Scientists first reported growing artificial human blood vessels in 1986. Niklason implanted lab-grown arteries in pigs in 1999. Doctors sewed a tissue-engineered blood vessel into a human in 2001.

After years of research, cardiovascular medicine is ripe to be transformed by lab-grown tissue, according to Dr. Christopher Breuer, who directs the Center for Regenerative Medicine at Nationwide Children’s Hospital in Columbus, Ohio.

Breuer is overseeing a clinical trial in which doctors extract bone marrow from a child born with a heart defect, layer those bone marrow cells onto a biodegradable scaffold in a matter of hours and use it in surgery to repair the defect. Once implanted, the scaffold degrades and a new blood vessel is formed.
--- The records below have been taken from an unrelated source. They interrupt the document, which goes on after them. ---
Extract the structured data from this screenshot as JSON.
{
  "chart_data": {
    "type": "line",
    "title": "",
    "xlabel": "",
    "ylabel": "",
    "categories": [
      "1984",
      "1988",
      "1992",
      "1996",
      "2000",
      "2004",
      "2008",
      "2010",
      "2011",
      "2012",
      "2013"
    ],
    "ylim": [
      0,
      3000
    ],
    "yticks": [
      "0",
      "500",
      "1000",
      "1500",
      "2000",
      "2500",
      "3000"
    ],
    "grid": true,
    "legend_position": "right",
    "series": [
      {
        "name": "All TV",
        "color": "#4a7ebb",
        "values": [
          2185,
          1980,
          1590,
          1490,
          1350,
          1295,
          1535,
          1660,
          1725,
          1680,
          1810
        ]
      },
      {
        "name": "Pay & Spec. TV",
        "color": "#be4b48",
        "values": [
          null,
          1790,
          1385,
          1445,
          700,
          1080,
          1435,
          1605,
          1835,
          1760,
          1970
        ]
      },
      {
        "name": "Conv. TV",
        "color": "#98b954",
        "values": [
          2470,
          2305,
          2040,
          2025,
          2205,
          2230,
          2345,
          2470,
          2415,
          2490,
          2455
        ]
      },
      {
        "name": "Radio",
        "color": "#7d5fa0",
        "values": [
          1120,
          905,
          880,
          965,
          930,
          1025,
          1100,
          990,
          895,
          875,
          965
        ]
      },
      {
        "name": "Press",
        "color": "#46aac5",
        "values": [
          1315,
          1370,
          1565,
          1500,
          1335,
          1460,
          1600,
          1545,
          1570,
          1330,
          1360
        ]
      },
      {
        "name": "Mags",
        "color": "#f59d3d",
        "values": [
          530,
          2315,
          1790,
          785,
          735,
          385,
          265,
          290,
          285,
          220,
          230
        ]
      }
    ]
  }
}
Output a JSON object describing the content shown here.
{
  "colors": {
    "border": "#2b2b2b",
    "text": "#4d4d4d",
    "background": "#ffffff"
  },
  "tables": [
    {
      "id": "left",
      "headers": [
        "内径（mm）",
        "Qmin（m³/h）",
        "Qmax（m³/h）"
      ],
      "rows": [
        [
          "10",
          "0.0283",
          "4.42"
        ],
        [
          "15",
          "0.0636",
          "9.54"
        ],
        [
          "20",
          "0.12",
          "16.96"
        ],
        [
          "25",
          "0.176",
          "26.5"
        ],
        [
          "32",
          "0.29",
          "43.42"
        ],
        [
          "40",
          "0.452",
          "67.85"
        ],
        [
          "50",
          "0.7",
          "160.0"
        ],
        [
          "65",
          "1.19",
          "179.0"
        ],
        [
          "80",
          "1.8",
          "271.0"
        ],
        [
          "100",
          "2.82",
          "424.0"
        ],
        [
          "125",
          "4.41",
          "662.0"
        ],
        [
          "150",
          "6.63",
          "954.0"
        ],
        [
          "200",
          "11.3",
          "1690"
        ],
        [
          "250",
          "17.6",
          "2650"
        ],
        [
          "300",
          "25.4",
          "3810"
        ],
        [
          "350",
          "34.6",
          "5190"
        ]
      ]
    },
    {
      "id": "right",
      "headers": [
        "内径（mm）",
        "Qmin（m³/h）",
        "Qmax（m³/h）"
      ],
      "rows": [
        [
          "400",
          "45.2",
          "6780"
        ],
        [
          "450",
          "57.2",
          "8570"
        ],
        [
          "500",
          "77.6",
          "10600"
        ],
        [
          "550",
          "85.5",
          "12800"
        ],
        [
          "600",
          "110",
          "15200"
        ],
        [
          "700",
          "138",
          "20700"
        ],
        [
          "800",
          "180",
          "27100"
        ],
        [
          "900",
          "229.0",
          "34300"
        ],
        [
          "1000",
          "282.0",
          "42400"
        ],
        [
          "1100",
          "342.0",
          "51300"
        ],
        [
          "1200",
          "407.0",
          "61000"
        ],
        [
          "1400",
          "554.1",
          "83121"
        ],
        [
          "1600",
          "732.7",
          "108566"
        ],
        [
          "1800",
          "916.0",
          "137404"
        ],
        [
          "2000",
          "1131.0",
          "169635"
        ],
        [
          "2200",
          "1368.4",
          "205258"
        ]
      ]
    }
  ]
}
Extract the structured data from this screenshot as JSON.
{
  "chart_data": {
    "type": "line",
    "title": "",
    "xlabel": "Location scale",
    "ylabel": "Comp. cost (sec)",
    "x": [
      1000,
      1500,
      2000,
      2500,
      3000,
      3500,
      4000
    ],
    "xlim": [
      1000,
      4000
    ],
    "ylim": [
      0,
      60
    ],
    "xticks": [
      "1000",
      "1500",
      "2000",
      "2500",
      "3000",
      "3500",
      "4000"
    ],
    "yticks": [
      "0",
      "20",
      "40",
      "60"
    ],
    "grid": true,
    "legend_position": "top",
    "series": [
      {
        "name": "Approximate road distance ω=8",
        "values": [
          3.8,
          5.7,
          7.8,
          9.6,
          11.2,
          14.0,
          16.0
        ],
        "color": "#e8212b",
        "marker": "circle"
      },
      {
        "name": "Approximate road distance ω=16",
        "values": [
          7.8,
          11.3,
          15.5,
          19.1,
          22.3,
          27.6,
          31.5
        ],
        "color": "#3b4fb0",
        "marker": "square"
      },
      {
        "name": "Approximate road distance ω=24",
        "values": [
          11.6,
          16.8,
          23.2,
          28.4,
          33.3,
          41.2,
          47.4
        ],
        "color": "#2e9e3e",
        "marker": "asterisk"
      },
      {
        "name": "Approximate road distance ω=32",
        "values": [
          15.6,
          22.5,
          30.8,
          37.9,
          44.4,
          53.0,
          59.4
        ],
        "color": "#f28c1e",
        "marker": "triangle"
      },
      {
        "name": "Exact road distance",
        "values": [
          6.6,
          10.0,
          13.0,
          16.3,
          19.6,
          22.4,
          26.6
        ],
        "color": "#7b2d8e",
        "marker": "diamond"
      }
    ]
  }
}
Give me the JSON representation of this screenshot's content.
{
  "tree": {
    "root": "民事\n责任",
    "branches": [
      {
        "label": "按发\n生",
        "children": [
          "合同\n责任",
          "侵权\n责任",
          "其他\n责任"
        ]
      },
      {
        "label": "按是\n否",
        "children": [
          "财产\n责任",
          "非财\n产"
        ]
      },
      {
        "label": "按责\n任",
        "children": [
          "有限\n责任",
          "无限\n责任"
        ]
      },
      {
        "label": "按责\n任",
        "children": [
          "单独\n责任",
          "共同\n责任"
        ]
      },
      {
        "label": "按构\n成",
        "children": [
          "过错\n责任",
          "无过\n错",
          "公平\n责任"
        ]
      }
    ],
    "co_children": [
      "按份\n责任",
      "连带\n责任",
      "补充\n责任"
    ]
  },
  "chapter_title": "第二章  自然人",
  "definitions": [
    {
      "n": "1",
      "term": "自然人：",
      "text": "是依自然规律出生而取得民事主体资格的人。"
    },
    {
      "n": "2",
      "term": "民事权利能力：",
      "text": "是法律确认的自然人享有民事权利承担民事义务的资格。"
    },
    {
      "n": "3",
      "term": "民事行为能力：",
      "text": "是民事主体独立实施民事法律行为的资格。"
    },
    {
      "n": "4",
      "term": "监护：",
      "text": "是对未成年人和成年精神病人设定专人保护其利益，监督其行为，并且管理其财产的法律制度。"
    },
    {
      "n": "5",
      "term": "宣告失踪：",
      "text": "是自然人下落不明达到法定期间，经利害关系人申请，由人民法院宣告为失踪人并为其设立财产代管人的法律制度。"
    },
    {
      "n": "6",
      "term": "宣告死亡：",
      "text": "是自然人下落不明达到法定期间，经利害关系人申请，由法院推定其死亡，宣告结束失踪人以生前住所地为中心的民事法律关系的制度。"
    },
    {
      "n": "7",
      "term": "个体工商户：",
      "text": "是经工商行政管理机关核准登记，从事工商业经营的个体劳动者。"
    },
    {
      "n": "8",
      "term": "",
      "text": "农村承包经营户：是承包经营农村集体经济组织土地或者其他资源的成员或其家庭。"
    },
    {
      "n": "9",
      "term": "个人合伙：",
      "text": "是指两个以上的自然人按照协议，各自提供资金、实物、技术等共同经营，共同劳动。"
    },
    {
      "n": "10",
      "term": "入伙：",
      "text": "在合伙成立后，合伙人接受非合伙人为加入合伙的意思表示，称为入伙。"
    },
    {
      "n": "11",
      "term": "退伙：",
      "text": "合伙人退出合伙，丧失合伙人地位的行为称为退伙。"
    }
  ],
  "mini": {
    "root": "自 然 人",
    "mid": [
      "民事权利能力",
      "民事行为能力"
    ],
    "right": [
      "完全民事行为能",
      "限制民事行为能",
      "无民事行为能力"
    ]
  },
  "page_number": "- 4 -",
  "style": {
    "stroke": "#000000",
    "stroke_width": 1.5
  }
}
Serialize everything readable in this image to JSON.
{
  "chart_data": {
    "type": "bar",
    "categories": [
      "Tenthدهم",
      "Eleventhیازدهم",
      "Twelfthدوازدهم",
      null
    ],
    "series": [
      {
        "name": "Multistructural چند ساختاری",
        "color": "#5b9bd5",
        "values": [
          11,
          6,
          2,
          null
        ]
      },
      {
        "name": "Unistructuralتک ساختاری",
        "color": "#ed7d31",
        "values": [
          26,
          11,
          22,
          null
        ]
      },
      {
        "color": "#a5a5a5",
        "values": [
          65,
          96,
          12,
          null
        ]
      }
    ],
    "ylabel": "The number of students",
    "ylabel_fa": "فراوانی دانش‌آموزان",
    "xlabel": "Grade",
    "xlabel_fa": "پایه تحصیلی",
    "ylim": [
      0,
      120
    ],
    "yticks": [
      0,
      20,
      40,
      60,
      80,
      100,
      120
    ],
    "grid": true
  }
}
Children in particular could benefit from tissue-engineered heart parts, as they are likely to grow along with the patient, said Breuer, unlike synthetic fixes that have to be replaced when youngsters get bigger.

Further down the road are lab-grown organs, such as livers or hearts. Scientists have grown lungs and implanted them in rats. But anything that requires a network of tiny, delicate blood vessels is more difficult to perfect, Breuer said.